Qualcomm et d’autres s’associent pour accélérer « le développement de l'écosystème et du matériel RISC-V », une architecture libre. Les détails manquent encore, mais la cible est claire, même si elle n’est jamais citée dans le communiquée : Arm et ses licences payantes.
Cinq sociétés – Robert Bosch GmbH, Infineon Technologies AG, Nordic Semiconductor, NXP Semiconductors et Qualcomm Technologies – viennent d’annoncer la création d’une entreprise commune. Son but est de « faire progresser l'adoption de RISC-V à l'échelle mondiale en permettant le développement de matériel de nouvelle génération ».
Une alliance basée en Allemagne
Le nom de cette entité – basée en Allemagne – n’est pas précisé.
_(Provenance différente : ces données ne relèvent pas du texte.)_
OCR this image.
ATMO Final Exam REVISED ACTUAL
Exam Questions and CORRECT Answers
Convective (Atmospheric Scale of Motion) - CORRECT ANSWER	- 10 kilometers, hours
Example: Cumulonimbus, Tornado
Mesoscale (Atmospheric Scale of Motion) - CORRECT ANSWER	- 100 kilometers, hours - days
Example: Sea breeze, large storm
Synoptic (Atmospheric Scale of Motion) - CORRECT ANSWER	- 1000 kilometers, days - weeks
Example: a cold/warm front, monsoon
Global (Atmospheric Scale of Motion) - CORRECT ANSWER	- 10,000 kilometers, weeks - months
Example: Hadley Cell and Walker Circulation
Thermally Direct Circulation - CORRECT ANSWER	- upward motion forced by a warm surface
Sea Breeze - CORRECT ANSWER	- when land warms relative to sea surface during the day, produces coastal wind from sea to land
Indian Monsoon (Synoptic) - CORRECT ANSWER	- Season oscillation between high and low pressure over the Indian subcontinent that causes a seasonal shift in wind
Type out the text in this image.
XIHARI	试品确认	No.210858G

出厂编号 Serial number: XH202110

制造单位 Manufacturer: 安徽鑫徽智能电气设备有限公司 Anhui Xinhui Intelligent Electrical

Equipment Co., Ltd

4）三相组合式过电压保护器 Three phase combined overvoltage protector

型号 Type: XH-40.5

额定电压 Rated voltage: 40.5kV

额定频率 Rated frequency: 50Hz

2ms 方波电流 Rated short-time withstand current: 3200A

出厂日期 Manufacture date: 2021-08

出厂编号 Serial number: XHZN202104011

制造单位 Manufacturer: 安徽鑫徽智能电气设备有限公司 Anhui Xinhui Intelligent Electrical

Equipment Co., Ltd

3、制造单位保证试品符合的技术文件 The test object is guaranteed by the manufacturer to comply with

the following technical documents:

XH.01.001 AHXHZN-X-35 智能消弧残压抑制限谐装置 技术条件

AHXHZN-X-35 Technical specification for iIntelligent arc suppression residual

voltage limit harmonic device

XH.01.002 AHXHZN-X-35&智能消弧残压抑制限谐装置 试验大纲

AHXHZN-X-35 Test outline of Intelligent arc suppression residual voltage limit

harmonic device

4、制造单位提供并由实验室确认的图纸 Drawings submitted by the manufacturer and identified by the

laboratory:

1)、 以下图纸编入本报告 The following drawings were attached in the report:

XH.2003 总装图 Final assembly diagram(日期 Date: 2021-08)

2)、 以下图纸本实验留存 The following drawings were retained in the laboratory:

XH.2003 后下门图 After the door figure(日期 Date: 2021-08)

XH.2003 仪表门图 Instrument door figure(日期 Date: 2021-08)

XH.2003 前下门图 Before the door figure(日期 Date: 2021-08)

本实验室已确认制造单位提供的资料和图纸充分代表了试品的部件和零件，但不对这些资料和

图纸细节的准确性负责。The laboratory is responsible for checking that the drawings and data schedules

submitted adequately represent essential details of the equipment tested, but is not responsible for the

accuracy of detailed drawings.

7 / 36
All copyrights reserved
Sa création est évidemment soumise aux approbations réglementaires habituelles, mais cela ne devrait pas poser de problème, tant l’Europe cherche à progresser dans le monde des semi-conducteurs, aussi bien sur les questions de souveraineté de que de parts de marché face aux géants américains et asiatiques.
Un appel aux volontaires
Le communiqué de presse commun n’est pas des plus détaillés. Il se contente d’indiquer que les travaux se concentreront pour commencer « sur l'automobile, mais avec une extension éventuelle pour inclure le mobile et l'IoT ».
Bien sûr, cette « alliance » lance un large appel aux industriels, dirigeants et gouvernements afin d’unir leurs forces « pour soutenir cette initiative qui contribuera à accroître la résilience de l'écosystème des semi-conducteurs ». RISC-V International, en charge du jeu d’instruction éponyme, compte plus de 3 000 membres, dont les géants habituels : Google, Intel, Qualcomm, Tencent, AMD, Marvell, NVIDIA, Alibaba, etc.
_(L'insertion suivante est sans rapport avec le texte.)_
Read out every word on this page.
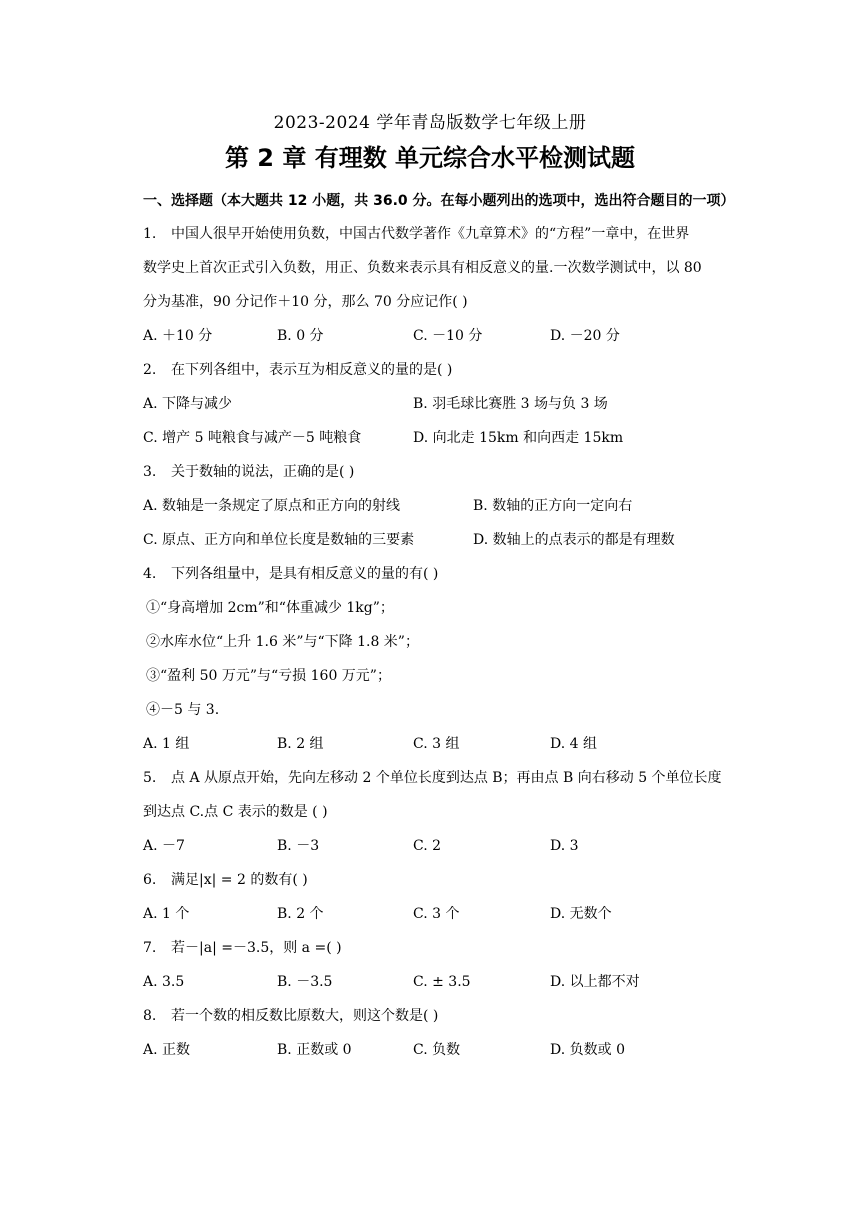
2023-2024 学年青岛版数学七年级上册
第 2 章 有理数 单元综合水平检测试题
一、选择题（本大题共 12 小题，共 36.0 分。在每小题列出的选项中，选出符合题目的一项）
1. 中国人很早开始使用负数，中国古代数学著作《九章算术》的“方程”一章中，在世界
数学史上首次正式引入负数，用正、负数来表示具有相反意义的量.一次数学测试中，以 80
分为基准，90 分记作＋10 分，那么 70 分应记作( )
A. ＋10 分	B. 0 分	C. －10 分	D. －20 分
2. 在下列各组中，表示互为相反意义的量的是( )
A. 下降与减少	B. 羽毛球比赛胜 3 场与负 3 场
C. 增产 5 吨粮食与减产－5 吨粮食	D. 向北走 15km 和向西走 15km
3. 关于数轴的说法，正确的是( )
A. 数轴是一条规定了原点和正方向的射线	B. 数轴的正方向一定向右
C. 原点、正方向和单位长度是数轴的三要素	D. 数轴上的点表示的都是有理数
4. 下列各组量中，是具有相反意义的量的有( )
①“身高增加 2cm”和“体重减少 1kg”；
②水库水位“上升 1.6 米”与“下降 1.8 米”；
③“盈利 50 万元”与“亏损 160 万元”；
④－5 与 3.
A. 1 组	B. 2 组	C. 3 组	D. 4 组
5. 点 A 从原点开始，先向左移动 2 个单位长度到达点 B；再由点 B 向右移动 5 个单位长度
到达点 C.点 C 表示的数是 ( )
A. －7	B. －3	C. 2	D. 3
6. 满足|x| = 2 的数有( )
A. 1 个	B. 2 个	C. 3 个	D. 无数个
7. 若－|a| =－3.5，则 a =( )
A. 3.5	B. －3.5	C. ± 3.5	D. 以上都不对
8. 若一个数的相反数比原数大，则这个数是( )
A. 正数	B. 正数或 0	C. 负数	D. 负数或 0
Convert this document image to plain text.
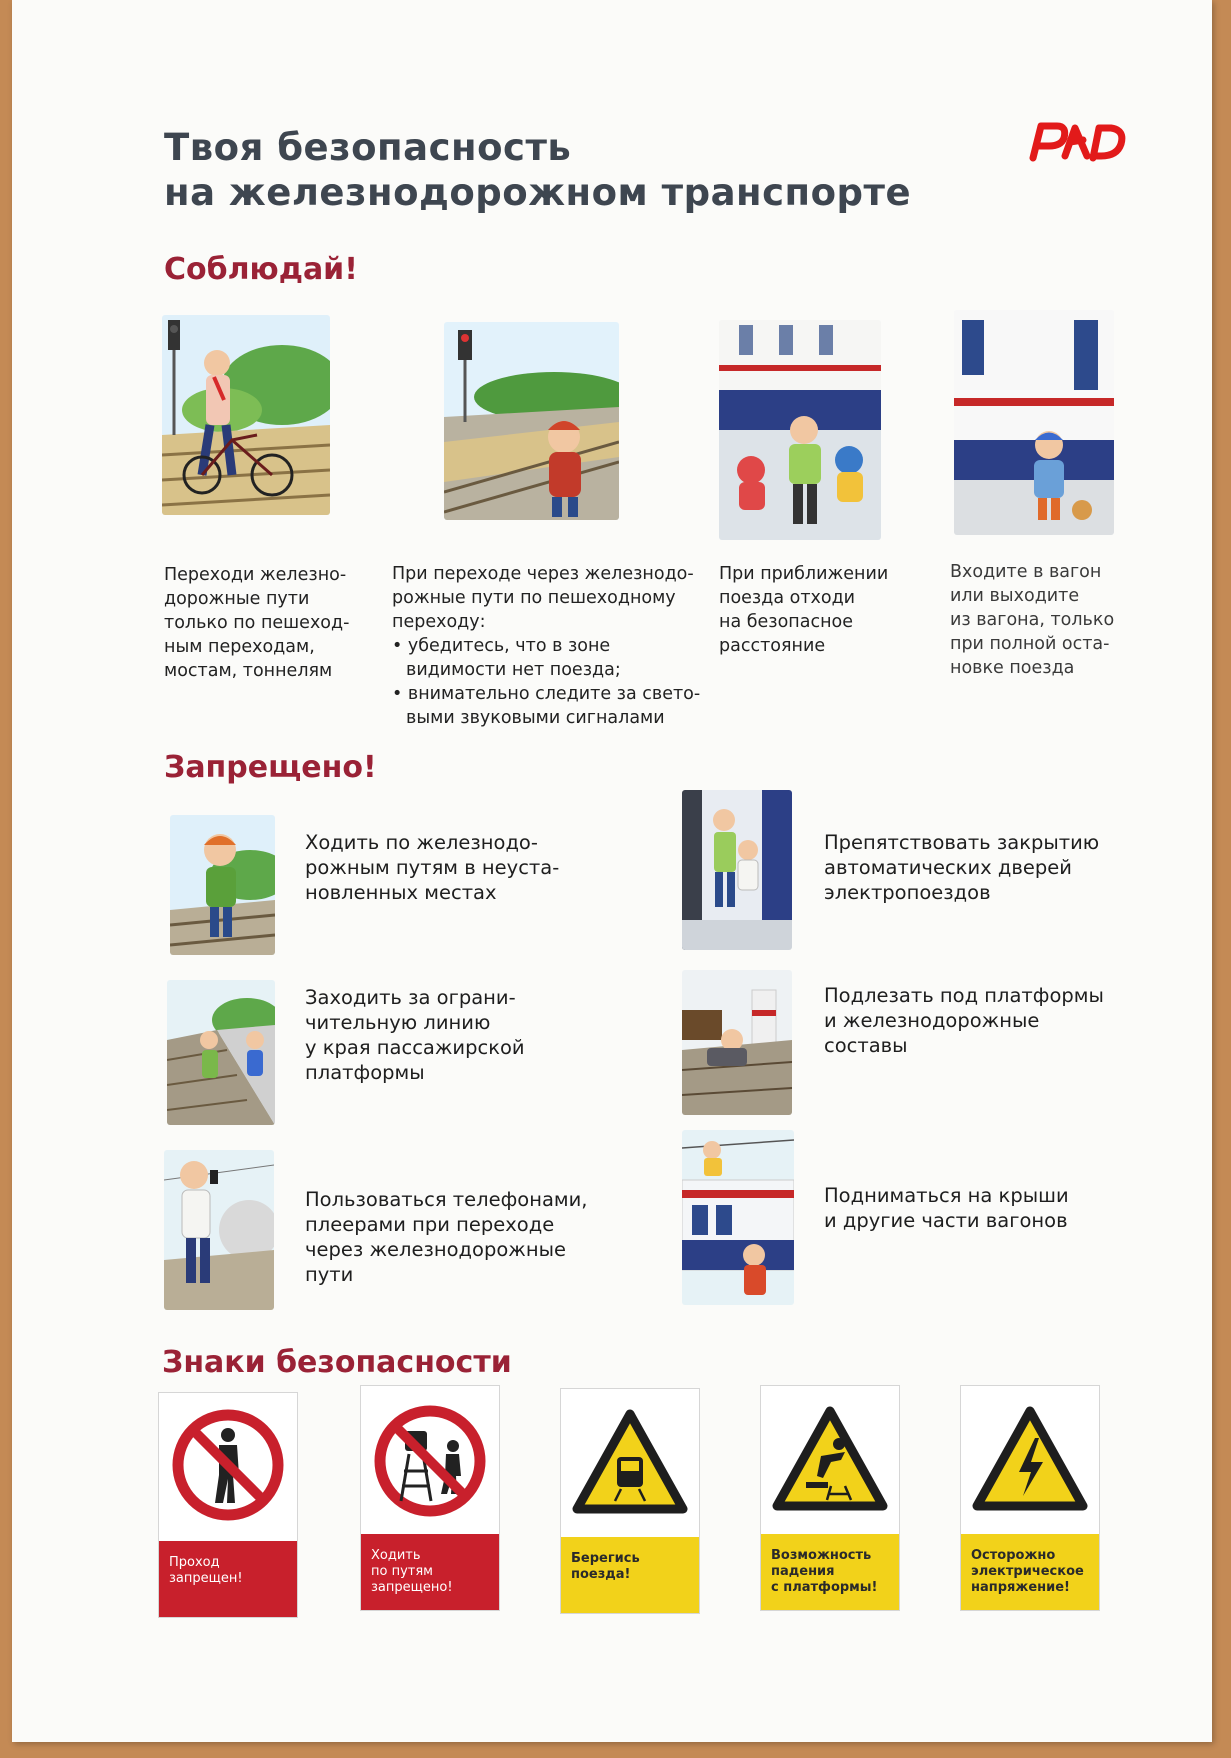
Твоя безопасность
на железнодорожном транспорте
Соблюдай!
Переходи железно-
дорожные пути
только по пешеход-
ным переходам,
мостам, тоннелям
При переходе через железнодо-
рожные пути по пешеходному
переходу:
• убедитесь, что в зоне
видимости нет поезда;
• внимательно следите за свето-
выми звуковыми сигналами
При приближении
поезда отходи
на безопасное
расстояние
Входите в вагон
или выходите
из вагона, только
при полной оста-
новке поезда
Запрещено!
Ходить по железнодо-
рожным путям в неуста-
новленных местах
Заходить за ограни-
чительную линию
у края пассажирской
платформы
Пользоваться телефонами,
плеерами при переходе
через железнодорожные
пути
Препятствовать закрытию
автоматических дверей
электропоездов
Подлезать под платформы
и железнодорожные
составы
Подниматься на крыши
и другие части вагонов
Знаки безопасности
Проход
запрещен!
Ходить
по путям
запрещено!
Берегись
поезда!
Возможность
падения
с платформы!
Осторожно
электрическое
напряжение!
Qualcomm vs Arm : je t’aime, moi non plus
La présence de Qualcomm n’est pas une surprise, principalement pour deux raisons. Tout d’abord, et comme le rappelle la société, elle « investit dans RISC-V depuis plus de cinq ans » et intègre déjà cette technologie dans plusieurs de ses plateformes commerciales. On rappellera d’ailleurs que Qualcomm est entrée au capital de SiFive en 2019, un concepteur de puces RISC-V.
Ensuite, elle est en guerre ouverte contre Arm depuis quelque temps. Il faut dire qu’Arm a ouvert les hostilités en attaquant Qualcomm en justice et en l’accusant d’utiliser illégalement certaines de ses technologies, suite au rachat de Nuvia. Bonne ambiance, alors que Qualcomm est l’un de ses principaux clients et qu’il exploite les technologies Arm depuis longtemps au sein de ses puces Snapdragon pour les terminaux mobiles.
Pour ne rien arranger, Arm prévoirait de changer son modèle de licence pour faire payer des « royalties » aux fabricants de smartphones (en fonction du prix de leurs terminaux), et pas uniquement aux fabricants de puces comme le rapporte le Financial Times. Un changement de paradigme déjà évoqué par Qualcomm dans son procès face à Arm en octobre dernier, selon Android Authority.
Le tout se déroule sur fond d’entrée en bourse pour Arm (qui appartient à SoftBank), qui devrait avoir lieu en septembre. Amazon pourrait être l’investisseur principal, Apple, Intel, NVIDIA et Samsung devraient aussi être de la partie. Bref, des histoires de gros sous qui inquiétent les constructeurs de smartphones.
Avantages de RISC-V : une architecture de jeu d'instructions libre et ouverte
C’est là que RISC-V peut tirer son épingle du jeu : il s’agit d’une architecture de jeu d'instructions ouverte et libre, où chacun peut ajouter ses propres instructions. Elle était initialement développée par l’université de Berkeley en 2010. Elle est disponible en version 32 à 128 bits et peut gérer un très grand nombre de cœurs. Bref, un concurrent sérieux aux solutions d’Arm.
RISC-V est encore très jeune face aux architectures d’Arm, qui occupent de plus largement le marché des terminaux mobiles ; passer de l’un à l’autre ne se fera pas d’un claquement de doigts. Cette nouvelle alliance permet dans tous les cas d’envoyer un message clair et direct à Arm.